GGR274 Lab 3: Introduction to Programming, Part 2#

Logistics#

Like last week, our lab grade will be based on attendance and submission of a few small tasks to MarkUs during the lab session (or by 23:59 on Thursday).

Complete the tasks in this Jupyter notebook and submit your completed file to MarkUs. Here are the instructions for submitting to MarkUs (same as last week):

Download this file (Lab_3.ipynb) from JupyterHub. (See our JupyterHub Guide for detailed instructions.)
Submit this file to MarkUs under the lab3 assignment. (See our MarkUs Guide for detailed instructions.)

Note: there’s no autograding set up for this week’s lab, but your TA will be checking that your submitted lab file is complete as part of your “lab attendance” grade.

Running example: Canadian Elections#

Today we’ll work with a small dataset of Canada’s 338 electoral districts, sourced from Elections Canada and containing the names and populations of Canada’s 338 electoral ridings.

We’ve placed a copy of this dataset in the same folder as this lab notebook (you can see this in JupyterHub by going to File -> Open).

Reading file data: `open` and `readlines`#

Now that we’ve seen the file, let’s learn how to read the file’s contents into Python.

Formally, we do this in two steps:

Open the file.
Read the file data into Python, line by line.

# Step 1
district_file = open("ED-Canada_2016.csv", encoding="utf-8")

district_file

district_data = district_file.readlines()

district_data

Data processing#

Let’s look at just the first line from the file:

district_data[0]

There’s two annoying parts about this line:

It’s a single string, but really stores two pieces of data.
There’s a strange \n at the end of the string, representing a line break.

Goal: take the list district_data and extract just the population counts, converting to int. We’ll develop this one together!

populations = []

for line in district_data:
    entries = line.split(",")
    
    population_entry = entries[1].strip()
    
    population_int = int(population_entry)
    
    populations.append(population_int)
    
populations

Now we can compute!#

num_populations = len(populations)
total_population = sum(populations)
max_population = max(populations)
min_population = min(populations)

Task 1: Calculations#

Compute average population.

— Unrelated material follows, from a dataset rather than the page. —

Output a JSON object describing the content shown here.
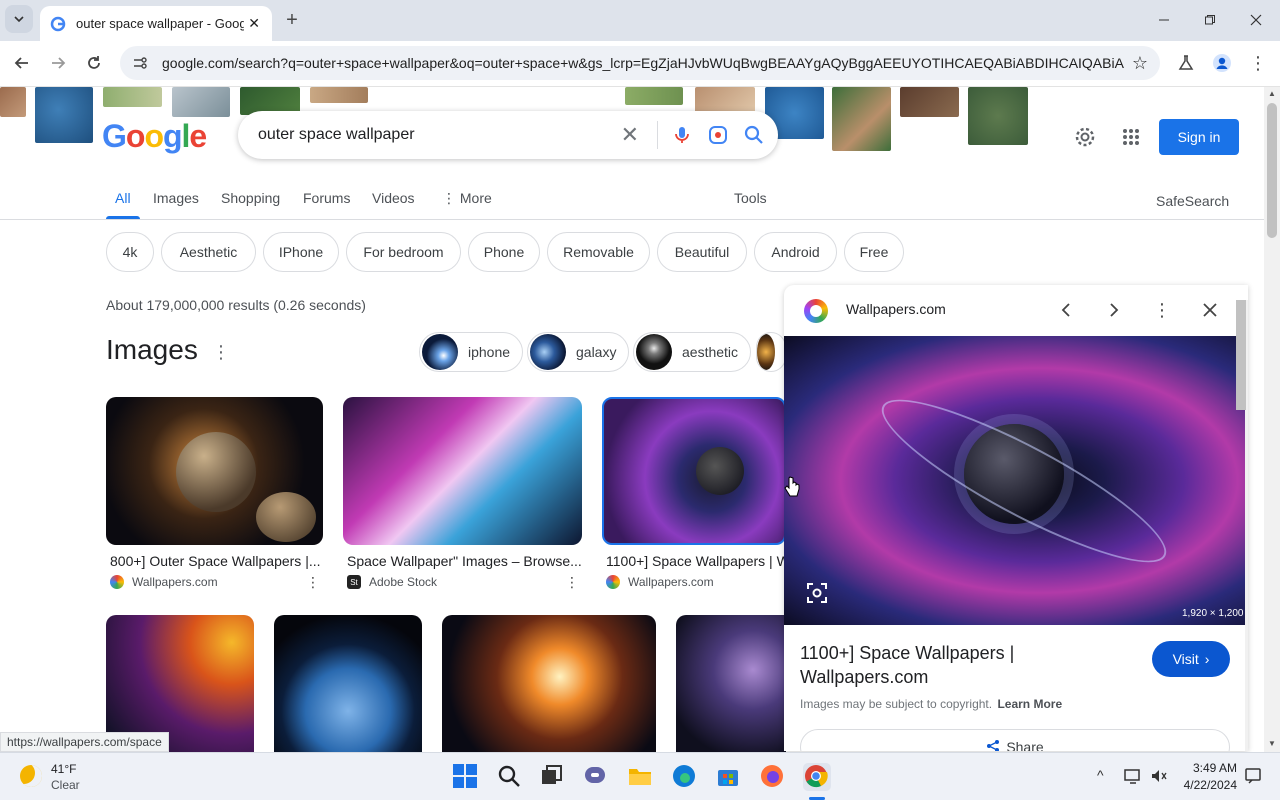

Print total, max, min population, including relevant variable in f-string. An example f-string for number of entries f"Number of population entries: {num_populations}."

avg_population = total_population / num_populations

print(f"Number of population entries: {num_populations}.")
print(f"Sum of populations: {total_population}.")
print(f"Maximum district population: {max_population}.")
print(f"Minimum district population: {min_population}.")
print(f"Average district population: {avg_population}.")

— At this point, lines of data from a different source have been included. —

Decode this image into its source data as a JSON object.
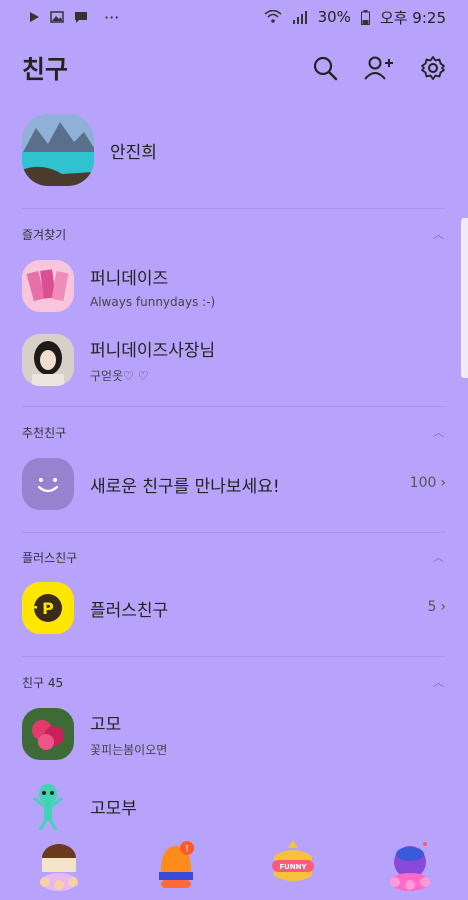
{
  "status_bar": {
    "left_icons": [
      "play-icon",
      "image-icon",
      "message-icon",
      "more-icon"
    ],
    "more": "···",
    "battery": "30%",
    "time": "오후 9:25"
  },
  "header": {
    "title": "친구",
    "icons": [
      "search-icon",
      "add-friend-icon",
      "settings-icon"
    ]
  },
  "my_profile": {
    "name": "안진희"
  },
  "favorites": {
    "label": "즐겨찾기",
    "items": [
      {
        "name": "퍼니데이즈",
        "status": "Always funnydays :-)"
      },
      {
        "name": "퍼니데이즈사장님",
        "status": "구얻옷♡ ♡"
      }
    ]
  },
  "recommended": {
    "label": "추천친구",
    "item": {
      "name": "새로운 친구를 만나보세요!",
      "count": "100"
    }
  },
  "plus": {
    "label": "플러스친구",
    "item": {
      "name": "플러스친구",
      "count": "5"
    }
  },
  "friends": {
    "label": "친구 45",
    "items": [
      {
        "name": "고모",
        "status": "꽃피는봄이오면"
      },
      {
        "name": "고모부",
        "status": ""
      }
    ]
  },
  "tabs": [
    "friends-tab",
    "chats-tab",
    "hash-tab",
    "more-tab"
  ],
  "tab_badge_text": "FUNNY",
  "colors": {
    "background": "#B7A3FB",
    "plus_yellow": "#FFE600"
  }
}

Task 2: Extracting district names#

Next, create a empty list called district_names. Then, use a loop and the str.split(",") method to calculate just the name of each district, and add each name to district_names.

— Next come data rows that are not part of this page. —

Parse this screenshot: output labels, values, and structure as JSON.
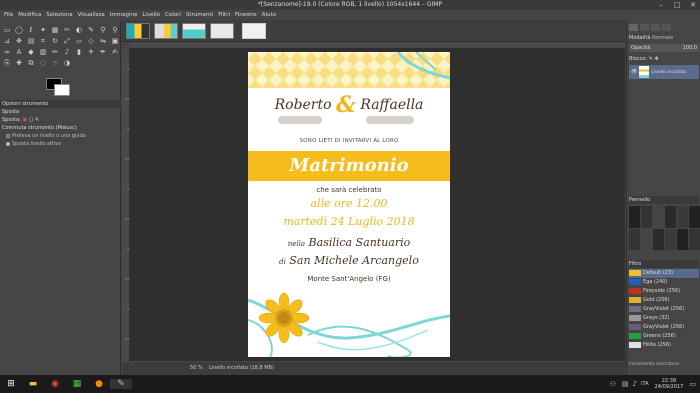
{
  "window": {
    "title": "*[Senzanome]-19.0 (Colore RGB, 1 livello) 1054x1644 – GIMP",
    "minimize": "–",
    "maximize": "□",
    "close": "✕"
  },
  "menu": [
    "File",
    "Modifica",
    "Seleziona",
    "Visualizza",
    "Immagine",
    "Livello",
    "Colori",
    "Strumenti",
    "Filtri",
    "Finestre",
    "Aiuto"
  ],
  "tool_options": {
    "header": "Opzioni strumento",
    "tool_name": "Sposta",
    "move_label": "Sposta:",
    "toggle_label": "Commuta strumento (Maiusc)",
    "radio1": "Preleva un livello o una guida",
    "radio2": "Sposta livello attivo"
  },
  "status": {
    "zoom": "50 %",
    "layer_info": "Livello incollato (18,8 MB)"
  },
  "right_panel": {
    "mode_label": "Modalità",
    "mode_value": "Normale",
    "opacity_label": "Opacità",
    "opacity_value": "100.0",
    "lock_label": "Blocco:",
    "layer_name": "Livello incollato",
    "brush_header": "Pennello",
    "gradient_header": "Filtro",
    "gradient_footer": "incrementa marcatore",
    "gradients": [
      {
        "name": "Default (23)",
        "color": "#f0c030"
      },
      {
        "name": "Ega (240)",
        "color": "#2060c0"
      },
      {
        "name": "Fireyside (256)",
        "color": "#c03020"
      },
      {
        "name": "Gold (256)",
        "color": "#e0b030"
      },
      {
        "name": "GrayViolet (256)",
        "color": "#7a6a8a"
      },
      {
        "name": "Grays (32)",
        "color": "#999999"
      },
      {
        "name": "GrayViolet (256)",
        "color": "#6a5a7a"
      },
      {
        "name": "Greens (256)",
        "color": "#20a040"
      },
      {
        "name": "Hilite (256)",
        "color": "#e0e0e0"
      }
    ]
  },
  "invitation": {
    "name1": "Roberto",
    "amp": "&",
    "name2": "Raffaella",
    "subtitle": "SONO LIETI DI INVITARVI AL LORO",
    "title": "Matrimonio",
    "line1": "che sarà celebrato",
    "line2": "alle ore 12.00",
    "line3": "martedì 24 Luglio 2018",
    "line4_prefix": "nella",
    "line4": "Basilica Santuario",
    "line5_prefix": "di",
    "line5": "San Michele Arcangelo",
    "line6": "Monte Sant'Angelo (FG)"
  },
  "taskbar": {
    "language": "ITA",
    "time": "22:38",
    "date": "24/09/2017"
  },
  "colors": {
    "accent_yellow": "#f5bd1c",
    "text_brown": "#4a3322",
    "ribbon_teal": "#7fd6d6",
    "taskbar": "#1a1a1a"
  }
}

(This again follows what we did lecture quite closely, so you might want to take a few minutes to review that.)

# Write your code here
district_names = []

for line in district_data:
    entries = line.split(",")
    name = entries[0]
    district_names.append(name)

district_names

Comprehension Question: after you complete this task, try changing str.split(",") to str.split() and re-run the cell. What happens in this case, and why does this occur?

Task 3: Filtering names#

Compute a list of the names of electoral districts that contain the string "Toronto".

To do so, you should use a for loop that iterates over district_names, and whose body contains an if statement.

## Write your code here
toronto_names = []

for name in district_names:
    if "Toronto" in name:
        toronto_names.append(name)

toronto_names

Finally, compute a list of tne names of electoral districts that are at least 30 characters long.

## Write your code here
long_names = []

for name in district_names:
    if len(name) >= 30:
        long_names.append(name)

long_names